Rohini Hattangadi: Alyque Padamsee didn't need Attenborough's diction tutors
I considered Alyque a senior director-actor, who understood his craft well; someone you could look up to
"As he did English theatre and I was into Marathi plays, we knew each other. Theatre folk have this bond, irrespective of the language they perform in. I considered Alyque a senior director-actor, who understood his craft well; someone you could look up to. I also knew him as an ad maverick.

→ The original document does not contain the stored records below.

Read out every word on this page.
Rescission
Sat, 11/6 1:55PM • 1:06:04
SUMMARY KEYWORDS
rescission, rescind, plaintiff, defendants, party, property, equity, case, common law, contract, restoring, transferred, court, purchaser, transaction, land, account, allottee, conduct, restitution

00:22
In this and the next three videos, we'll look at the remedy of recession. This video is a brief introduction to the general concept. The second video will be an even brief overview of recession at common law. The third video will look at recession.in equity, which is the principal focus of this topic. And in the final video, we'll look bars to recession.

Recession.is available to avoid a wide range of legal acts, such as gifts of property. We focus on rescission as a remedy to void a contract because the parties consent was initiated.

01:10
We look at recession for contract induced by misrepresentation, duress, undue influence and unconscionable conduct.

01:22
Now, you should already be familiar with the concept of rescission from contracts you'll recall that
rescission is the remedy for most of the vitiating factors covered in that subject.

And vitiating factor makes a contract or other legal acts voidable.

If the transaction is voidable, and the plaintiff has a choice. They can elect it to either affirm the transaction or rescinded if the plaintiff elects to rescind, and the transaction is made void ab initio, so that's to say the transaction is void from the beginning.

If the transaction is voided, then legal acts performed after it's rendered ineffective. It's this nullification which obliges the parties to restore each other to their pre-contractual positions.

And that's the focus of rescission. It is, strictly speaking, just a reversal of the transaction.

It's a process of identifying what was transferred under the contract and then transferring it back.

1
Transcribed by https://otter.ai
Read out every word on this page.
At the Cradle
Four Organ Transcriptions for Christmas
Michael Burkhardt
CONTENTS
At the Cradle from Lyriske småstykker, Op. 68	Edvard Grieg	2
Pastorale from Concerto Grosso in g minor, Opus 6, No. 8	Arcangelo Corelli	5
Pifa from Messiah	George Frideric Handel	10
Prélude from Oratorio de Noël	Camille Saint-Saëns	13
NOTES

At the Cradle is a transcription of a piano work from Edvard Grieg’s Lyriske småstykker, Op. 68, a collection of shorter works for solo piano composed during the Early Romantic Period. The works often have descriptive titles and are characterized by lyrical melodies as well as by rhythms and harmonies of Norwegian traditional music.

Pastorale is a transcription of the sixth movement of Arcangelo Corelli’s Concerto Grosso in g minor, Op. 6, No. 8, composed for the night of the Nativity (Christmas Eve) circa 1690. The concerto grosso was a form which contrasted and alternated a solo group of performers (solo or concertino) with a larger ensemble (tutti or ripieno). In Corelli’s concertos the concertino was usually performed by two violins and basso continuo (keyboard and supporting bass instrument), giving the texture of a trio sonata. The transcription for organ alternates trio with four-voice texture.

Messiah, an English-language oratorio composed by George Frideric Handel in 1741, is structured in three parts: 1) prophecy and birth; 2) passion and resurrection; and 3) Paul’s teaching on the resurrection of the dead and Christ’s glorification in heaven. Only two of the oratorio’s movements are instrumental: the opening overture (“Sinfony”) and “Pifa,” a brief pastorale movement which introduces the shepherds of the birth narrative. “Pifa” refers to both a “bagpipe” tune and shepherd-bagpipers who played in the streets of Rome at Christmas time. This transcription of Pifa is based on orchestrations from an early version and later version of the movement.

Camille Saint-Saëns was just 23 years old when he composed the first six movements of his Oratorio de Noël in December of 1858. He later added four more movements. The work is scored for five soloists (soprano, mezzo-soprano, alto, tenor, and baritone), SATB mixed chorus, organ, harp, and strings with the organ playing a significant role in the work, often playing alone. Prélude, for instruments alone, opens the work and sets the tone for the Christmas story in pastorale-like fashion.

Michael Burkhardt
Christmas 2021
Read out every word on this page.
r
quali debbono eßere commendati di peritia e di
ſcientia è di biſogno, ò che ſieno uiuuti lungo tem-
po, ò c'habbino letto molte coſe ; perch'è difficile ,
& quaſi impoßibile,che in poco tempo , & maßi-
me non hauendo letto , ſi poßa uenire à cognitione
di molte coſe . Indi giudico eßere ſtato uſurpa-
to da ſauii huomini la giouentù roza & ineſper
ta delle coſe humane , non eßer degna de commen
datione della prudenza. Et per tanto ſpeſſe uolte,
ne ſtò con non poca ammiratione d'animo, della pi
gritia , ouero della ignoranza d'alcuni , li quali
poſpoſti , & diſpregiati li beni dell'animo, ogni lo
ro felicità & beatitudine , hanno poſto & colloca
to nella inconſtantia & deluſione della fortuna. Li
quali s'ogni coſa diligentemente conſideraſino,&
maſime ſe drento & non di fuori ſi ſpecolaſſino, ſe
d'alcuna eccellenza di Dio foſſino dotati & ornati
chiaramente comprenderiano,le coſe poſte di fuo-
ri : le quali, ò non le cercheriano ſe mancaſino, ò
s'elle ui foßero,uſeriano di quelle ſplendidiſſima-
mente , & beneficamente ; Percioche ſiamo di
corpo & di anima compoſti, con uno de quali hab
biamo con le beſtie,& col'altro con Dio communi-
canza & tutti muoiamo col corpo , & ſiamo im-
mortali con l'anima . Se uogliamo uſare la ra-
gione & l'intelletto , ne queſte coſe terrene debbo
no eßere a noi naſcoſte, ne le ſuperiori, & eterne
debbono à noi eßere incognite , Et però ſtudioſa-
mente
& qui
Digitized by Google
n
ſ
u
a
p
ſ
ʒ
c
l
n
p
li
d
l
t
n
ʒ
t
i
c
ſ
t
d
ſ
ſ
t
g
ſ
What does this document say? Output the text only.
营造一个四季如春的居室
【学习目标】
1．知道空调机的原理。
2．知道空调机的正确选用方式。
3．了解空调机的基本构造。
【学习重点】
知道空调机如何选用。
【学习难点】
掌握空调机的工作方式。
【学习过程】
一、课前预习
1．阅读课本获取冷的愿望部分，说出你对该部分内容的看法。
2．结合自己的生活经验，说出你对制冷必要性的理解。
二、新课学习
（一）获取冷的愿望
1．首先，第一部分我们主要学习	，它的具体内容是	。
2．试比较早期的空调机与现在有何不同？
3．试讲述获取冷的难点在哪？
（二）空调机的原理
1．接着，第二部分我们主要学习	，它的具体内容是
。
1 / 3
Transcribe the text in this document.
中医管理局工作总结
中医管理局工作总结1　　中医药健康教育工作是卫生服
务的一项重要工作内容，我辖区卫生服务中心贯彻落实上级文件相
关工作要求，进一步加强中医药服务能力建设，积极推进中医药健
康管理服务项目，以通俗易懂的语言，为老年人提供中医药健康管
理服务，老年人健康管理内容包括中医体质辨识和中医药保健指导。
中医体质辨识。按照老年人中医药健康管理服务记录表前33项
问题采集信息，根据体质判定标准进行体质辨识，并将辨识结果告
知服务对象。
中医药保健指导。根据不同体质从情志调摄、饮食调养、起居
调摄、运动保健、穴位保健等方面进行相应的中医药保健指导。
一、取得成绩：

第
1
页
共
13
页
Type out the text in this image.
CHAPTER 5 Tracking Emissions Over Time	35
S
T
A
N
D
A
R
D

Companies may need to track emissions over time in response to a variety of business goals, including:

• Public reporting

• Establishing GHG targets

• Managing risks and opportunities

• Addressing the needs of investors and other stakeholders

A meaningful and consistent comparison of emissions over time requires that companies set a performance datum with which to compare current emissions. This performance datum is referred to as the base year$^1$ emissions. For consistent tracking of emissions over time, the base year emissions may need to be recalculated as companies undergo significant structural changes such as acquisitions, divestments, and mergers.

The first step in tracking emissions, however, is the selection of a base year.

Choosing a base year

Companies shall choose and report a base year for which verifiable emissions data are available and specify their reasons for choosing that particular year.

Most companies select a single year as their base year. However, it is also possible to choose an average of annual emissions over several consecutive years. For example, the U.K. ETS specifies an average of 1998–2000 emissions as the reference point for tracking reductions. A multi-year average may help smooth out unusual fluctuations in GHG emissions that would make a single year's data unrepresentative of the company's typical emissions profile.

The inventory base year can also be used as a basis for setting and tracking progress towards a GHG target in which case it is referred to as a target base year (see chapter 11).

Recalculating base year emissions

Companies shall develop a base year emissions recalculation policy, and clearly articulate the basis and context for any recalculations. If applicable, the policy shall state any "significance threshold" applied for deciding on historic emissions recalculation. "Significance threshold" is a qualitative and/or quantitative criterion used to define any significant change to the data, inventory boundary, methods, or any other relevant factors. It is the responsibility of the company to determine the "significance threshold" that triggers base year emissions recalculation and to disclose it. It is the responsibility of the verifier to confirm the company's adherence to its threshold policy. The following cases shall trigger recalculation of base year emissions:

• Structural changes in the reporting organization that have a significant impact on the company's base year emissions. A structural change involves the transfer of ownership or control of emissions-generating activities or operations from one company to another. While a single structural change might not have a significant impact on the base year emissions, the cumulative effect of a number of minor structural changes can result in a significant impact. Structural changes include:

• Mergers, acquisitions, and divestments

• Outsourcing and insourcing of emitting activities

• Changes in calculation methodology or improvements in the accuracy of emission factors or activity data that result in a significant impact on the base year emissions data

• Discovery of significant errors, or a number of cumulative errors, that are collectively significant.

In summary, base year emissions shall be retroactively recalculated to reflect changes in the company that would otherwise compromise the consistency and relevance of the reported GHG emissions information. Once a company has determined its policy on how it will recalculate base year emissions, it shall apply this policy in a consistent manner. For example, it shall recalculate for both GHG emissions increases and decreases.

Though we were familiar with each other by name, we got acquainted when we started preparing for Gandhi. The casting was done by Dolly Thakore, who proved to be another connection. What I distinctly recall is his voice. He would only speak in English and it was impeccable. I used to feel intimidated by him. For me, he spoke like the British. I used to be tongue-tied and wonder if I could complete a sentence properly as I came from a Marathi background. At times, I used to marvel at the way he spoke the language.
There were tutors on the set as Richard Attenborough was particular about the way we spoke in English in the film. I don't think Alyque needed them. Unfortunately, I did not share screen space with Alyque in the film, as most of my scenes were with Ben Kingsley. I would quietly observe him at work. As he was an actor and a director, he knew exactly what was going on in front of and behind the camera. He was passionate about the stage and not films: that's what I liked about him. When I saw Gandhi, I could visualise no one else as Jinnah but Alyque — he had brought him alive."